As described above, AIC is simple in form, but is actually supported by statistical theory. Because of its theoretical background and its simple form AIC has been applied widely for empirical analyses.
AIC must therefore not be modified without careful consideration. For example, we should avoid expanding the use of AIC, which was derived for stationary models, in applying it to non-stationary models, because the theoretical validity of such an expansion is not known. One example would be estimation of cointegration models. One method of estimating a cointegration regression is a dynamic regression that uses leads and lags of regressors. Some empirical studies use the traditional AIC for selecting these leads and lags. Cointegration models, however, are non-stationary so there is no guarantee that the classical AIC is an unbiased estimator of the KL information. Accordingly, AIC should not be used for cointegration models without careful consideration. Actually, however, the validity of using AIC for cointegration models is proved in Discussion Paper Series No. 6 (Choi and Kurozumi 2008). Therefore, those empirical analyses ultimately were not problematic.
Another example is models with structural changes. Suppose that a model selection is conducted by using the classical AIC when the number of structural changes is not known. In this case, the penalty is 2*K if the model is a K-variate regression model with no structural changes. If there is one structural change, the parameter is re-estimated after the structural change; therefore the penalty will be 2*(2*K), or 4K. In the same way, the penalty will be 6*K if there are two structural changes.
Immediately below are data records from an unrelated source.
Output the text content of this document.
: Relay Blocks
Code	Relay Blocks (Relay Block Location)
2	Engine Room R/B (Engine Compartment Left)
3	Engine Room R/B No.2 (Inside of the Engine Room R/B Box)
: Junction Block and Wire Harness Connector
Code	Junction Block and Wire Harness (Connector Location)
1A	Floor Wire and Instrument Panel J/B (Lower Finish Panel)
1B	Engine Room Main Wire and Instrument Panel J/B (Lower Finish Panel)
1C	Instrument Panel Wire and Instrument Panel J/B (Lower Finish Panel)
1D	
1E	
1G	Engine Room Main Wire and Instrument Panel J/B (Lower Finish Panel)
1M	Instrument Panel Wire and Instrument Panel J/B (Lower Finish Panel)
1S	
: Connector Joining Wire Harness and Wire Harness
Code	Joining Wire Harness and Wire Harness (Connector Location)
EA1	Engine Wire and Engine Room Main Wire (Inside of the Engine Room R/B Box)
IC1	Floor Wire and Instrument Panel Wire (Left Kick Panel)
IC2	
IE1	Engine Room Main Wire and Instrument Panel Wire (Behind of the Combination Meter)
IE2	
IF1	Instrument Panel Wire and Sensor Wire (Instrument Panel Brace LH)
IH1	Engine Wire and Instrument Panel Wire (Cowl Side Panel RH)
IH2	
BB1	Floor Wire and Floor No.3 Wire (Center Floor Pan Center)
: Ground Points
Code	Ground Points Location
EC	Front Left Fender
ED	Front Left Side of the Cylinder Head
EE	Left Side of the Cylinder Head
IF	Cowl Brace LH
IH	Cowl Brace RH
So, the question is whether the original penalty is correct, and the answer is “no.” Discussion Paper Series No. 144 (Kurozumi and Tuvaandorj 2010) derived the following formula by taking into account the assumed number of structural changes given by m:
2*(number of unknown coefficients) + 6*m
This means that the penalty of the classical AIC is insufficient, moreover, 6*(number of structural changes) must be added to the penalty. Of course, this penalty was derived by precisely calculating the bias of log-likelihood, and therefore is supported by statistical theory. Simulations also show that while selection of the true model with structural changes is almost impossible with classical AIC, the modified AIC frequently chooses the true model.
The above discussions would lead readers to understand that while AIC has been applied widely due to its simple form, usability, and ease of interpretation, it has been derived based on the support of a statistical theory and its use must not be expanded without careful consideration. Based on this point, it would be desirable if information criteria continue to be used widely and for many useful empirical studies to be promoted.
References
Choi, I., and E. Kurozumi (2008), “Model Selection Criteria for the Leads-and-Lags Cointegrating Regression,” Global COE Hi-Stat Discussion Paper Series No. 6, Hitotsubashi University, forthcoming in Journal of Econometrics.
Kurozumi, E., and P. Tuvaandorj (2010), “Model Selection Criteria in Multivariate Models with Multiple Structural Changes,” Global COE Hi-Stat Discussion Paper Series No. 144, Hitotsubashi University.